The laxative-free CT colonography technique evaluated in this study requires participants to follow a two-day low-fiber diet and orally ingest small doses of a contrast agent that helps identify fecal material in the colon. Software programs developed by the researchers perform “electronic cleansing,” removing fecal matter from the CT scan and analyzing the remaining images for polyps, Zalis and colleagues wrote.
Zalis and colleagues enrolled 605 asymptomatic adults in a prospective study designed to compare how well optical colonography — one of the most accepted and effective colorectal cancer screening methods — and laxative-free, computer-aided CT colonography detected adenomas 6 mm or larger.
The participants, aged 50 to 85 years, were at average to moderate risk for colon cancer.
All participants underwent laxative-free CT colonography, then underwent optical colonoscopies within the next 5 weeks.
The study results suggest laxative-free CT colonography is comparable to optical colonoscopy for detecting adenomas 10 mm or larger.

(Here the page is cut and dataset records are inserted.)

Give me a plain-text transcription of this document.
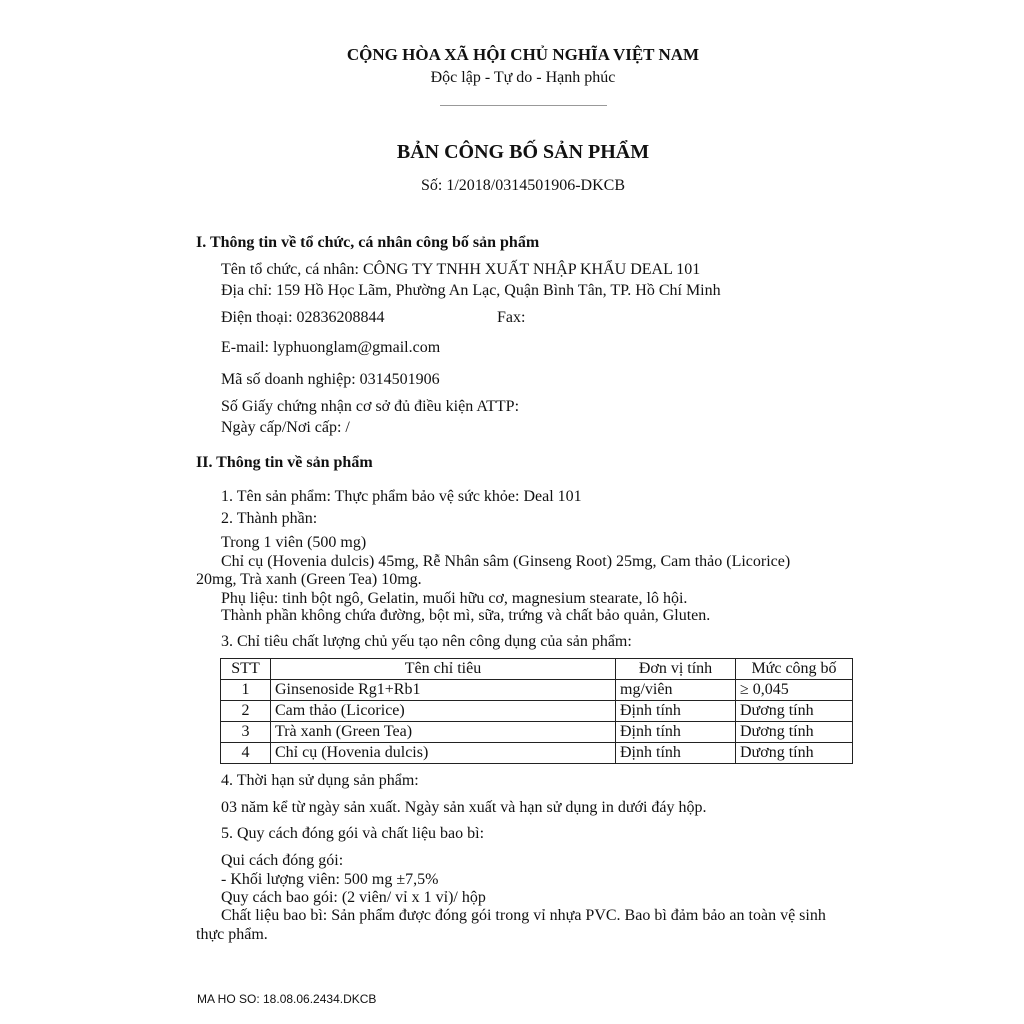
CỘNG HÒA XÃ HỘI CHỦ NGHĨA VIỆT NAM
Độc lập - Tự do - Hạnh phúc
BẢN CÔNG BỐ SẢN PHẨM
Số: 1/2018/0314501906-DKCB
I. Thông tin về tổ chức, cá nhân công bố sản phẩm
Tên tổ chức, cá nhân: CÔNG TY TNHH XUẤT NHẬP KHẨU DEAL 101
Địa chỉ: 159 Hồ Học Lãm, Phường An Lạc, Quận Bình Tân, TP. Hồ Chí Minh
Điện thoại: 02836208844	Fax:
E-mail: lyphuonglam@gmail.com
Mã số doanh nghiệp: 0314501906
Số Giấy chứng nhận cơ sở đủ điều kiện ATTP:
Ngày cấp/Nơi cấp: /
II. Thông tin về sản phẩm
1. Tên sản phẩm: Thực phẩm bảo vệ sức khỏe: Deal 101
2. Thành phần:
Trong 1 viên (500 mg)
Chỉ cụ (Hovenia dulcis) 45mg, Rễ Nhân sâm (Ginseng Root) 25mg, Cam thảo (Licorice)
20mg, Trà xanh (Green Tea) 10mg.
Phụ liệu: tinh bột ngô, Gelatin, muối hữu cơ, magnesium stearate, lô hội.
Thành phần không chứa đường, bột mì, sữa, trứng và chất bảo quản, Gluten.
3. Chỉ tiêu chất lượng chủ yếu tạo nên công dụng của sản phẩm:
STT	Tên chỉ tiêu	Đơn vị tính	Mức công bố
1	Ginsenoside Rg1+Rb1	mg/viên	≥ 0,045
2	Cam thảo (Licorice)	Định tính	Dương tính
3	Trà xanh (Green Tea)	Định tính	Dương tính
4	Chỉ cụ (Hovenia dulcis)	Định tính	Dương tính
4. Thời hạn sử dụng sản phẩm:
03 năm kể từ ngày sản xuất. Ngày sản xuất và hạn sử dụng in dưới đáy hộp.
5. Quy cách đóng gói và chất liệu bao bì:
Qui cách đóng gói:
- Khối lượng viên: 500 mg ±7,5%
Quy cách bao gói: (2 viên/ vỉ x 1 vỉ)/ hộp
Chất liệu bao bì: Sản phẩm được đóng gói trong vỉ nhựa PVC. Bao bì đảm bảo an toàn vệ sinh
thực phẩm.
MA HO SO: 18.08.06.2434.DKCB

In those cases, the per-patient sensitivity of laxative-free CT colonography was 0.91 (95% CI, 0.71-0.99) vs. 0.95 (95% CI, 0.77-1.00) for optical colonography. The per-patient specificity of laxative-free CT colonography was 0.85 (95% CI, 0.82-0.88) vs. 0.89 (95% CI, 0.86-0.91) for optical colonography.
The laxative-free CT technique did not perform as well as optical colonography in identifying smaller polyps, but researchers emphasized 85% of colonoscopy-confirmed lesions that showed cellular changes associated with higher risk for cancer development were 10 mm or larger.
Zalis and colleagues also asked patients to complete written surveys about their experiences and note which technique they preferred. Sixty-two percent of participants who completed the questionnaire said they preferred laxative-free CT colonography to optical colonoscopy.
“If [the study results] hold up in larger trials, we would expect this procedure would first be offered to moderate-risk patients who are otherwise unable or unwilling to be screened,” Zalis said in a press release. “If we can validate that this form of CT colonography performs reasonably well for screening and is easier for patients, it could have a significant impact on reducing the incidence of colon cancer and related cancer deaths.”
Disclosure: Dr. Zalis and other researchers involved in the study are co-inventors of electronic cleansing and computer-aided detection software patents assigned to their home institution but do not receive associated royalties.